A dwarf evergreen shrub up to 2 ft high in the wild; young shoots scaly. Leaves obovate, the apex mucronulate, the base wedge-shaped, 1 to 23⁄4 in. long, 1⁄2 to 11⁄8 in. wide, glossy dark green above, pale green and fairly thickly sprinkled over with yellowish shining scales beneath; stalk 1⁄6 in. long. Flowers opening in May, usually three (sometimes two to four) in a terminal cluster, each on its slender scaly stalk which is 3⁄4 to 1 in. long. Calyx large for the size of the flower, 1⁄3 in. long, cut to the base into five ovate lobes, scaly outside. Corolla bell-shaped, five-lobed, about 1 in. wide, clear pink, speckled with crimson. Stamens ten, hairy on the lower two-thirds; ovary densely scaly; style 1⁄3 in. long, thick and glabrous. Bot. Mag., t. 9358. (s. and ss. Glaucophyllum)
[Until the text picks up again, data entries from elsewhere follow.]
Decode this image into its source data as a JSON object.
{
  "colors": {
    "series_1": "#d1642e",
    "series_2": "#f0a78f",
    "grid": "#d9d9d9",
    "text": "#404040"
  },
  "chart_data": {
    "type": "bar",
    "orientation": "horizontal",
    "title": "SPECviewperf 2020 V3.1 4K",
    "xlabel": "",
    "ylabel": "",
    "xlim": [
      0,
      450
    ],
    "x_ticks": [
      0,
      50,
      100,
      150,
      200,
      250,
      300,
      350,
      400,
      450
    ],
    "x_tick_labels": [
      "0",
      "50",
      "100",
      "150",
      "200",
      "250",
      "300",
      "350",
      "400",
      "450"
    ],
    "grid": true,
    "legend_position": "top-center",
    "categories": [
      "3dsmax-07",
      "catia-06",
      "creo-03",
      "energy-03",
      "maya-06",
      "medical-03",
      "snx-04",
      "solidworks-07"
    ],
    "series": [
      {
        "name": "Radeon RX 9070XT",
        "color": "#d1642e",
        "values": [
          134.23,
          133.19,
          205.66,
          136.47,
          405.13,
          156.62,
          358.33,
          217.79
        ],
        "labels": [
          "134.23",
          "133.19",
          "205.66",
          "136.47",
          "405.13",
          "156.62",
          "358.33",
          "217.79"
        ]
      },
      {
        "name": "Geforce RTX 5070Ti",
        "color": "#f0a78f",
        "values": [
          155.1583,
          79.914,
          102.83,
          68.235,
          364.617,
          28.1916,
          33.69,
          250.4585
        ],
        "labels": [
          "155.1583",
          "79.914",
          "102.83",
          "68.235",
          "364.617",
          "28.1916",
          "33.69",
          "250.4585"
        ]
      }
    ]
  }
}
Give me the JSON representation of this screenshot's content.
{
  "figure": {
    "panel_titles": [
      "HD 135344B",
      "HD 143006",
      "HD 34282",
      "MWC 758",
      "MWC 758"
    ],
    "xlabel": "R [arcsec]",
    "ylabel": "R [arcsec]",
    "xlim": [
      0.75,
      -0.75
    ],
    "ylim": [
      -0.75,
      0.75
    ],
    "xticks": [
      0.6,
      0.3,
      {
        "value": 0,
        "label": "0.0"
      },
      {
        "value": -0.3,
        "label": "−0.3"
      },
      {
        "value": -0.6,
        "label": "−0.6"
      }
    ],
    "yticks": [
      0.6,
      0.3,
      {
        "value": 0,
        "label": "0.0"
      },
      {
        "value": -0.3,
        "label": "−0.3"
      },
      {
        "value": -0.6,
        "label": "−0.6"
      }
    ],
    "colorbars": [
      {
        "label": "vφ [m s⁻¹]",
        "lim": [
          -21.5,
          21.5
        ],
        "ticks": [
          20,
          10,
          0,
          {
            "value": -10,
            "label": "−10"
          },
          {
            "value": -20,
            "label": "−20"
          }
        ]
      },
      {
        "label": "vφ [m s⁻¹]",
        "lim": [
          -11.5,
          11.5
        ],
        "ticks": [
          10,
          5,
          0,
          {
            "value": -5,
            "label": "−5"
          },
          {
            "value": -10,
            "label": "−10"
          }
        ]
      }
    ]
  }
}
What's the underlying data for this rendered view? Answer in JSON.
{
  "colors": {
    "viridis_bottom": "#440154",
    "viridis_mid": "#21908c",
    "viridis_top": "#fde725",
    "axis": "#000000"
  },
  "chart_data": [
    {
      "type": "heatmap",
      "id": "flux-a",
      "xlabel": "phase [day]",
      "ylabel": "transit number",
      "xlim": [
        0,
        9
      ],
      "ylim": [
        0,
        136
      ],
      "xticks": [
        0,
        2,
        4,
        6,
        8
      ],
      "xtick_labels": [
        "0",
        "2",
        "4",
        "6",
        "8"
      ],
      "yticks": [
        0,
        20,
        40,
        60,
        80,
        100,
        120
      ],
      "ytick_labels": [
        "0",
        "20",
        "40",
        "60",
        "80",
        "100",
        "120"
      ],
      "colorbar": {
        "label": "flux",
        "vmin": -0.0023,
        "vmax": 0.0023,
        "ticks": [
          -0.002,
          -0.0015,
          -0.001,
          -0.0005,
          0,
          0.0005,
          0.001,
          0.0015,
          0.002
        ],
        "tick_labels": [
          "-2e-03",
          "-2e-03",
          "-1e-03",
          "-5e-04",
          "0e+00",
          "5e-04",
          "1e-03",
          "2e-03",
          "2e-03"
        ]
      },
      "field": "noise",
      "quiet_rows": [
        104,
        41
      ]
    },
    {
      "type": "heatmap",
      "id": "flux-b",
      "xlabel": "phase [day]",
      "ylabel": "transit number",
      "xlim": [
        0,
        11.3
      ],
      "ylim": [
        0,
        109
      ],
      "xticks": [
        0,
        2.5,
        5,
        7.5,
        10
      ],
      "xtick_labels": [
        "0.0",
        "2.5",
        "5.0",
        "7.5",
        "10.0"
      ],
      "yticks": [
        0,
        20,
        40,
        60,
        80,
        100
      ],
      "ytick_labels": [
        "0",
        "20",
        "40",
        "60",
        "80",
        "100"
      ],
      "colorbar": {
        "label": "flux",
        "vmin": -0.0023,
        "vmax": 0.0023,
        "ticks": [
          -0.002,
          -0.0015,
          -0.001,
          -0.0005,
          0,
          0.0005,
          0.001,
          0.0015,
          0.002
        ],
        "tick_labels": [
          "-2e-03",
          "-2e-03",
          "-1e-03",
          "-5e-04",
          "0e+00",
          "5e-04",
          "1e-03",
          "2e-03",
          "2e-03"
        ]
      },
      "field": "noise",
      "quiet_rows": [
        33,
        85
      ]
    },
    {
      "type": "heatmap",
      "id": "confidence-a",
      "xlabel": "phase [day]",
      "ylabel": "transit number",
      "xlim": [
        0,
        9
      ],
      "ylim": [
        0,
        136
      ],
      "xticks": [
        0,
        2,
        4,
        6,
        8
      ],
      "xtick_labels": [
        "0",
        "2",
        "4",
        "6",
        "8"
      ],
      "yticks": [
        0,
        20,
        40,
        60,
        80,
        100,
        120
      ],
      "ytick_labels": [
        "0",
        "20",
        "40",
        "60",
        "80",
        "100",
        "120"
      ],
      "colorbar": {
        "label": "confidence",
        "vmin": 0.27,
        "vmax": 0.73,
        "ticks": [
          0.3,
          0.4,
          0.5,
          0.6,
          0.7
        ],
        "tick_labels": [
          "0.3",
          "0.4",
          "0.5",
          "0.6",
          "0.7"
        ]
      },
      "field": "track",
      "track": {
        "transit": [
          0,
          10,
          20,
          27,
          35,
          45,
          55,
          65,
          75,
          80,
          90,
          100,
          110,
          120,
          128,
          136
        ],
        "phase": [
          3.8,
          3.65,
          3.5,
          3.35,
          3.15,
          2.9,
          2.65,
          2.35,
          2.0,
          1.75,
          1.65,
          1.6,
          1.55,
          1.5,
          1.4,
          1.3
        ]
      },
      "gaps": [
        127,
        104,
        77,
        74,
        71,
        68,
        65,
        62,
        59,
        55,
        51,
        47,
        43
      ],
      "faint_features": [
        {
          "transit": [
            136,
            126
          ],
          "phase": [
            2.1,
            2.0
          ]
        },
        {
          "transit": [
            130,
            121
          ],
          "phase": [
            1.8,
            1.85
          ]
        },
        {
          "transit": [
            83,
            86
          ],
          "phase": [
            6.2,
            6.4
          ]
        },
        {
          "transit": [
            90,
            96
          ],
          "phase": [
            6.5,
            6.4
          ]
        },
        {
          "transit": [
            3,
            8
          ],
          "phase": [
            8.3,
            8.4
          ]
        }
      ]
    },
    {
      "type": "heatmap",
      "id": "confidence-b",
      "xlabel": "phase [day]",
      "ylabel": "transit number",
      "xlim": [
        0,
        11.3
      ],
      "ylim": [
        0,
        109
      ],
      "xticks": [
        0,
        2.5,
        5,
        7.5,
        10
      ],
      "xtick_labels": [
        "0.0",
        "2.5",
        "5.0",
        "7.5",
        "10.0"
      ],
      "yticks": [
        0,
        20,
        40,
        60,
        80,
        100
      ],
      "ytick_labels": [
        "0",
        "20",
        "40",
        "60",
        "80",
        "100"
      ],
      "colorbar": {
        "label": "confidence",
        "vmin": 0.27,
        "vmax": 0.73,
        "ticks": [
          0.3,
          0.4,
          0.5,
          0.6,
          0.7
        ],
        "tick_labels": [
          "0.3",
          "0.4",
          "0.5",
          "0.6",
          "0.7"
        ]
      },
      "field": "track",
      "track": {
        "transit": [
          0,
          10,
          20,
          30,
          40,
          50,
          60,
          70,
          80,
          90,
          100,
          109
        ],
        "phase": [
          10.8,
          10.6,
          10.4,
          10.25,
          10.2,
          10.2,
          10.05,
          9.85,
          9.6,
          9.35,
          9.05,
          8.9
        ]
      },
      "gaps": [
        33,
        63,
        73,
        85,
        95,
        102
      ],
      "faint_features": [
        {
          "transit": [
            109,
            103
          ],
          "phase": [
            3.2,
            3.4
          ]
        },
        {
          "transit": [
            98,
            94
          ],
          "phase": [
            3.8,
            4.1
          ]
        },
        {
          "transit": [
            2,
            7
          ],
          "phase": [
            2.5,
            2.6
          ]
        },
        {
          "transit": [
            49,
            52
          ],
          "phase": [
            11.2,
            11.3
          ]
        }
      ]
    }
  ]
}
Native of N.E. upper Burma, found in the Shing Hong pass by Farrer in June 1920. It was then in flower and he describes it as a ‘particularly charming plant with three- (rarely four-) bloomed inflorescences. Flowers of a clear apple-blossom pink flushed more warmly in the upper lobes, and speckled with crimson; and with a deep rose tube.’ Farrer died before he could harvest the seeds of his 1920 discoveries, but four years later Forrest met with this species near the type-locality and introduced it (F.25570 and 25581).
It is a very attractive little shrub, quite hardy, though its expanding flower-buds may be killed by late frost. Often it produces a quite heavy crop of flowers in the autumn, though at the cost of next spring’s display.
R. tsangpoense Hutch. & Ward – This species is very near to R. charitopes. The differential characters given by Cowan and Davidian are the narrow-obovate to oblong-elliptic leaves, against broad-obovate in R. charitopes, and the smaller calyx, up to 1⁄4 in. long. It was discovered by Kingdon Ward in 1924 on the Doshong La, S.E. Tibet, in the mountains enclosed by the Tsangpo bend. It is uncommon in cultivation. Award of Merit May 2, 1972, when shown by Major A. E. Hardy, Sandling Park, Kent (clone ‘Cowtye’).
var. pruniflorum (Hutch.) Cowan & Davidian R. pruniflorum Hutch.; R. sordidum Hutch. – Leaves more densely scaly beneath, slightly overlapping to their own diameter apart (against mostly three to six times their own diameter apart in the typical state). This variety was found by Kingdon Ward in 1926 on both sides of the Irrawaddy-Lohit divide, on the frontier between Burma and Assam and was introduced by him. According to the field notes, the colour of the flowers in KW 6924 (Seinghku valley) was plum-purple and in KW 7188 (Di Chu valley) ‘plum-purple or inclining to crimson on the one hand, or to violet on the other’. He later found the same variety on Kaso peak in the Mishmi Hills, Assam (KW 8415), flowers described in field note as claret-coloured; the specimen under this number is the type of R. sordidum, a synonym of var. pruniflorum. As met with in cultivation this variety usually has flowers of a slaty purple.
Cowan and Davidian also describe R. tsangpoense var. curvistylum, with smaller, tubular-campanulate flowers. This was found by Kingdon Ward on the Doshong La (KW 5843) and was considered by him to be a natural hybrid between R. campylogynum var. myrtilloides (KW 5842) and typical R. tsangpoense (KW 5844). In this connection it is interesting to note that Farrer found in Burma some plants which he considered to be hybrids between R. campylogynum var. charopoeum and R. charitopes, to which R. tsangpoense is closely related (see above).